Он снял с большого носа очки и поставил их перед собой на скатерть вверх оглоблями, как черепаховый кабриолет.
Маргулиес бил себя по плечам, по шее, по голове. Убитые мухи падали на газету.
Многое было неясно.
Фронт работы? Транспорт? Марка механизма? Количество людей? Расстояние до места кладки? Высота подъема ковша?
Все это неизвестно. Приходилось догадываться. Маргулиес ориентировочно набросал несколько наиболее возможных вариантов.
Он надел брюки, вбил ноги в остроносые сапоги с широкими голенищами и намотал на шею грязное вафельное полотенце.
Парусиновые портьеры бросились вслед за Маргулиесом из номера в коридор. Он даже не попробовал втолкнуть их обратно. Это было невозможно. Подхваченные сквозняком портьеры хлопали, летали, крутились, бесновались.
Маргулиес хорошо изучил их повадки. Он просто прищемил их дверью. Они повисли снаружи, как серые флаги.
Отель стоял на пересечении четырех ветров. На языке мореплавателей эта точка называется "роза ветров".
Четыре ветра – западный, южный, восточный и северный – соединялись снаружи с тем, чтобы вместе воевать с человеком.

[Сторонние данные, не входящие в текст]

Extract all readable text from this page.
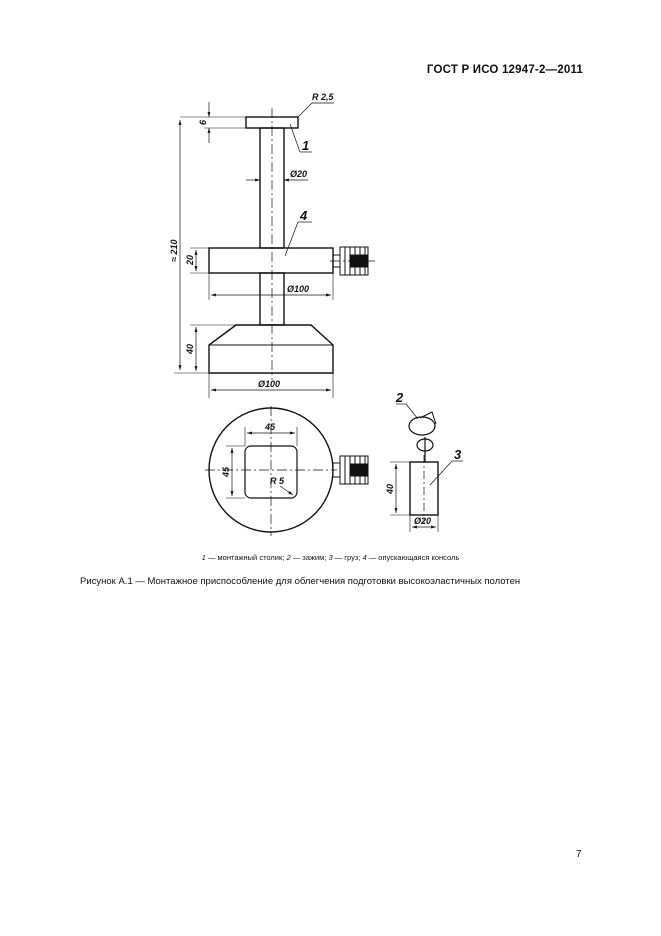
ГОСТ Р ИСО 12947-2—2011
R 2,5
6
Ø20
≈ 210 20
Ø100
40
Ø100
45
45
R 5
40
Ø20
1
4
2
3
1 — монтажный столик; 2 — зажим; 3 — груз; 4 — опускающаяся консоль
Рисунок А.1 — Монтажное приспособление для облегчения подготовки высокоэластичных полотен
7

Они подымали чудовищные пылевые бураны.
Косые башни смерчей неслись, закрывая солнце. Они были густые и рыжие, будто свалянные из верблюжьей шерсти. Копоть затмения крыла землю. Вихрь сталкивал автомашины с поездами, срывал палатки, слепил, жег, шатал опалубки и стальные конструкции.
Ветры неистовствовали.
В то же время их младшие братья, домашние сквозняки, мелко безобразничали внутри отеля. Они выдували из номеров портьеры, выламывали с деревом балконные крючки, били стекла, сбрасывали с подоконников бритвенные приборы.
Три человека стояли в начале коридора перед запертой уборной.
Они уже забыли, зачем сюда пришли, и разговаривали о делах, взвешивая на ладонях полотенца и зубные Щетки, как доводы.
Впрочем, они торопились и каждую минуту могли разойтись.
Коридор – это два ряда дверных ручек, два ряда толстых пробирок, как бы наполненных зеленоватым метиловым спиртом.
Уборщицы в белых халатах чистили желтый пол опилками.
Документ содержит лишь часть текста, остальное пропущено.